Through most of this, a single Codex session was enough, but once the loop started getting stuck, I should have stood up multiple instances and tested different policies in parallel. Running one instance for a long time tends to drag along its context and direction, so a separate instance with a different premise might escape easier. I'll try this next time.
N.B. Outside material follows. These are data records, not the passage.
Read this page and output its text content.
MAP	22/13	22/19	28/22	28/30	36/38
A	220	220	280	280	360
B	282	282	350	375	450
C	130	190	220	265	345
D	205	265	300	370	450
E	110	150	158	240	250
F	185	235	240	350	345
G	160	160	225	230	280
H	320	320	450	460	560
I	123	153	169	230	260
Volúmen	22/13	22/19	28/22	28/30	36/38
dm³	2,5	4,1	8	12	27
Overall: even someone without much knowledge can get pretty far this way, but to fight at the top, the human still has to set the direction. I'm not strong at ISUCON so I can't be sure, but the speed of execution is clearly different — it already feels like a different game from last year.

Punchline

While Codex was working in the background, I was watching the DFM vs RRQ Valorant stream. DFM lost. Sad.